The boards of directors of both Wellous and Kairous have unanimously approved the Proposed Transaction. Transaction is subject to approval of including regulatory approvals and other customary closing conditions. Consummation of the Merger Agreement and the transactions therein is conditioned on, among other things, the SEC having declared the registration statement with respect to the Business Combination effective; approval by Kairous' and Wellous' shareholders; all required filings under the Hart-Scott-Rodino Antitrust Improvements Act of 1976 shall have been made and any applicable waiting period shall have been completed; and as of the Closing, KACL shall have at least $5,000,001 in net tangible assets. Contemporaneously with the execution of the Merger Agreement, certain Shareholders, representing 90% of voting power of Wellous Group Limited, entered into a support agreement pursuant to which such Shareholders agree to, among other things, vote their shares in favor of the Merger Agreement and the proposed Business Combination.

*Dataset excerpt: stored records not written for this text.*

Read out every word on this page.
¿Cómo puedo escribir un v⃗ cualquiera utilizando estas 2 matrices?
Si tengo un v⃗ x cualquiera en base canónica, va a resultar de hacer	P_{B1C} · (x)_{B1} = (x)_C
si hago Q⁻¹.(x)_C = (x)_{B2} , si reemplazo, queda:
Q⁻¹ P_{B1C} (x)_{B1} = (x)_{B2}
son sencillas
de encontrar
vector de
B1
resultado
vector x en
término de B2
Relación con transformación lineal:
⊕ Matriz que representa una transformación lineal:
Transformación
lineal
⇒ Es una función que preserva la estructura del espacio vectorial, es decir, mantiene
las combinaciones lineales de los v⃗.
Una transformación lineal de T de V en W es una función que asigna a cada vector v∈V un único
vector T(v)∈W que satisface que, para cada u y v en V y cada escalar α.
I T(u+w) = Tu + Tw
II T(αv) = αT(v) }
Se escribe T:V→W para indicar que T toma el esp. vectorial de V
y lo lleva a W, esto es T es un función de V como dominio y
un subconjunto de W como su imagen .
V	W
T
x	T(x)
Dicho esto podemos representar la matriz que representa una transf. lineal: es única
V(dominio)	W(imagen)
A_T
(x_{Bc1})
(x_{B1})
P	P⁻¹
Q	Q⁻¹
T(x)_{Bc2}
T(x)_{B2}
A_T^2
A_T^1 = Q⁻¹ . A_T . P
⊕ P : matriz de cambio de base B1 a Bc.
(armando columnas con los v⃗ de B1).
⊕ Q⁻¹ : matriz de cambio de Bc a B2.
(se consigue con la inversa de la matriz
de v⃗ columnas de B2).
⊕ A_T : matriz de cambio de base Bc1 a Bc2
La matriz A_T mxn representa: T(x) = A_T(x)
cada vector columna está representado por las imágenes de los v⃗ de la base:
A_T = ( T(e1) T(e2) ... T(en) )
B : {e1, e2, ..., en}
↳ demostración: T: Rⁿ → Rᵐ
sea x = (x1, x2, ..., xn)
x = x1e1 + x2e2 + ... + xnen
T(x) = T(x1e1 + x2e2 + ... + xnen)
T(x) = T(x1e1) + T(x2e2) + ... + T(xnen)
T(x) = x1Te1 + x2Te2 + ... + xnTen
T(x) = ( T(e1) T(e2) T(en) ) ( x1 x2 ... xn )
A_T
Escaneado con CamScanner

Contemporaneously with the execution of the Merger Agreement, certain holders of KACL common stock, representing 52.0% of the voting power of KACL, entered into a support agreement, pursuant to which such holders agreed to, among other things, agree to vote their shares in favor of the Merger Agreement and the Business Combination. The transaction is expected to close in mid 2023. As of June 15, 2023, Kairous Asia Limited, the initial public offering sponsor, has deposited into the Kairous trust account an aggregate of $0.12 million in order to extend the period of time the Kairous has to complete a business combination for an additional one month period, from June 16, 2023, to July 16, 2023. The Kairous Asia Limited issued a promissory note to Sponsor with a principal amount equal to the amount deposited. The promissory note bears no interest and will be converted into the Kairous ordinary shares at a price of $10.10 per share at the closing of a business combination by the Kairous.
Chardan is serving as M&A and Capital Markets advisor and Lawrence Venick of Loeb & Loeb LLP is serving as legal advisor to Kairous. Arila E. Zhou of Robinson & Cole LLP is serving as legal advisor to Wellous.